Closed jlefevre closed 4 years ago
An extension of this is to sort the groups returned (SQL ORDER BY) and computing the current simple aggregates (min/max/sum/count) along with the GROUP BY statement. The simple aggregates are already computed here during applyPredicates, and one could use this existing agg computation per row, and then use the existing agg encoding to encode the simple agg of each group once you are ready to encode the groups into the return flatbuffer.
Sorting could preferably be done in a more general way so that it could used to sort the groups or all of the rows in the return flatbuffer.
This project will develop object-class methods methods to sort/group query result sets. This requires extending the current code (select/project/basic-aggregations - min/max/sum/count) to support groupby and/or orderby.
Skyhook flatbuffer data format is specified here.
Current processing includes select, project, simple aggregates min/max/count/sum. This is a row-oriented layout that uses Google Flatbuffers. Each row (or agg across all rows) is processed in a loop here.
For each row, first all of the predicates are checked for each column (data schema), and if they all pass, the projected columns (query_schema) are encoded into the return flatbuffer based upon their data type here.
Currently, simple aggregates are being accumulated during the applyPredicates function into a typed predicate object over all rows that pass (nothing is encoded into the return flatbuffer until the very end) here.
SQL GROUP BY statement re-organizes the rows returned by the query as indicated here / here.
This project requires implementing SQL GROUP BY by grouping the rows of the return flatbuffer by similar column values (such as group by the same ShippingDate). One straightforward way to do this is for each unique value of the grouping column, create a hashmap keyed on that value and store the associated row numbers in a list as that key's value. After all rows have been evaluated, iterate over the map and just encode the rows of each group using the existing encoding switch statement.

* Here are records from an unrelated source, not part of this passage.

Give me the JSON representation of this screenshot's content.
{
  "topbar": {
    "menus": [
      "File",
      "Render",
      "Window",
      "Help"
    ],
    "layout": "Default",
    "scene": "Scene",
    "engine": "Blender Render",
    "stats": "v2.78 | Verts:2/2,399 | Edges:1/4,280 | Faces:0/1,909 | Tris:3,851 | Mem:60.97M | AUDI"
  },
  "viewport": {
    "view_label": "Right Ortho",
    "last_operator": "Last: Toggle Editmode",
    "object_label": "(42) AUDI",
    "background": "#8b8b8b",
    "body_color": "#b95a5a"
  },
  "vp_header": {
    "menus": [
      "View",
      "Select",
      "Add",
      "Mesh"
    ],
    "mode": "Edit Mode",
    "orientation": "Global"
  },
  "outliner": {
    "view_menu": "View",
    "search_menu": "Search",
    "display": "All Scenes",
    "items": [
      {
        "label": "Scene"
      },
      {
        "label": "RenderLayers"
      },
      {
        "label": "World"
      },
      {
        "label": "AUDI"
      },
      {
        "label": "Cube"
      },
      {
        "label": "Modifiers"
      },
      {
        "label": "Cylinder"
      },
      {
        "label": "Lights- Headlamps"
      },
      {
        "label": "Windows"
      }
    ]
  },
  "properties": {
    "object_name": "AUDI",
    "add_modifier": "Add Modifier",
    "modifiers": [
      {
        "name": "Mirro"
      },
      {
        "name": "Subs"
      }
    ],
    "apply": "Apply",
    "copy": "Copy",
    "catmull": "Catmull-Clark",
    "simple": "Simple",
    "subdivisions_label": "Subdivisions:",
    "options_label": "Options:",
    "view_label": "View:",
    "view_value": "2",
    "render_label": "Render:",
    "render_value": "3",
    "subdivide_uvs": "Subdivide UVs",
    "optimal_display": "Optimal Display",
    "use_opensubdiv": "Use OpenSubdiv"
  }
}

This project may require refactoring the encoding switch into a separate function so it can be reused by the existing code and the new groupby code. Testing can be done using our TPCH Lineitem table data, schema specified here.
A very similar method will also need implemented for our column-oriented processing function here, that uses Apache Arrow format.
Once the groupby functionality as described above is correct, the approach should be further optimized as appropriate to minimize memory footprint and/or processing complexity.